Creationist group Answers in Genesis has spoken out against the TV series "Cosmos: A SpaceTime Odyssey," arguing that it promotes a "blind faith" in evolution.
"Cosmos: A SpaceTime Odyssey, if the first segment is any indication, will attempt to package unconditional blind faith in evolution as scientific literacy in an effort to create interest in science," wrote Dr. Elizabeth Mitchell on the AiG blog.
"We hope that future segments will spend more time showing actual scientific observations-such as the brief part of this episode showing where earth is in relation to the rest of the universe."
"Cosmos" premiered Sunday night and is presented by astronomer Neil deGrasse Tyson. The 13-part show, which is a new take on the Carl Sagan 1980 series "Cosmos: A Personal Voyage," brings together Tyson, "Family Guy" creator Seth MacFarlane and Ann Druyan, who co-wrote the original series, and is being featured both by Fox and the National Geographic Channel in the U.S.
"The goal is to convey why science matters to the person, to our society, to us as shepherds of this planet. It involves presenting science in ways that connect to you, so 'Cosmos' can influence you not only intellectually but emotionally, with a celebration of wonder and awe," Tyson says about the series, according to USA Today.
"Science should be part of everybody's life. The prerequisite is not that you become a scientist. It's that at the end of the series, you will embrace science and recognize its role in who and what you are."
Executive Producer MacFarlane said he sees a decline in appreciation for science in America, describing the state of the space program as "incredibly depressing," and criticizing the challenge to evolution in schools.
"All these things piling up that betray the fact that we've lost our way in terms of our scientific literacy and it's incredibly damaging to the evolution of any society," MacFarlane said. "I thought we solved this whole evolution thing years and years ago but I guess not, I guess it still needs to be explained. There are a number of areas where scientific illiteracy rears its head."

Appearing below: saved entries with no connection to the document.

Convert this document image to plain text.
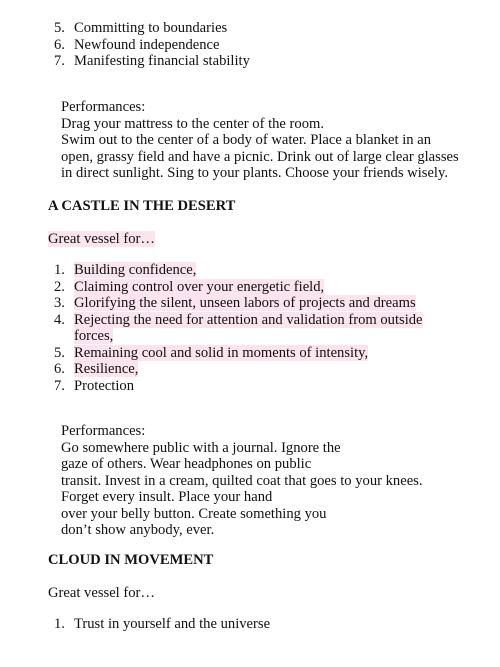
5. Committing to boundaries
6. Newfound independence
7. Manifesting financial stability
Performances:
Drag your mattress to the center of the room.
Swim out to the center of a body of water. Place a blanket in an
open, grassy field and have a picnic. Drink out of large clear glasses
in direct sunlight. Sing to your plants. Choose your friends wisely.
A CASTLE IN THE DESERT
Great vessel for…
1. Building confidence,
2. Claiming control over your energetic field,
3. Glorifying the silent, unseen labors of projects and dreams
4. Rejecting the need for attention and validation from outside forces,
5. Remaining cool and solid in moments of intensity,
6. Resilience,
7. Protection
Performances:
Go somewhere public with a journal. Ignore the
gaze of others. Wear headphones on public
transit. Invest in a cream, quilted coat that goes to your knees.
Forget every insult. Place your hand
over your belly button. Create something you
don’t show anybody, ever.
CLOUD IN MOVEMENT
Great vessel for…
1. Trust in yourself and the universe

In an interview with National Geographic, Tyson added that he wanted people to come away from the show "compelled to recognize the cosmic perspective on their own lives."
AiG, however, criticized the show's decision to adopt Sagan's famous quote, "The cosmos is all that is, or ever was, or ever will be," arguing that the producers have chosen to go against science.
"There is not a bit of science in that statement," wrote AiG astronomer Dr. Danny Faulkner.
"It is denial of the supernatural, saying the only thing that exists is the physical world, the natural world. But to say that with any certainty Sagan had to get outside the physical universe and see that the physical universe is all that there is. And he would have had to do that in eternity past and in eternity future in order to say that. If he could really see that, then he would be god. It's a very bold, metaphysical statement. It's an assertion. But it's not science. It's not a scientific statement."
AiG maintained that God is the Creator, who "was the only eyewitness to the time of origins and that He has given us the truth about how He created everything in His Word. He is the one that created the natural laws that govern the physical world and make science possible."
The first "Cosmos" episode on Sunday drew strong ratings with 8.5 million total viewers, 2.9 million of whom were adults age 18-49, Deadline.com reported.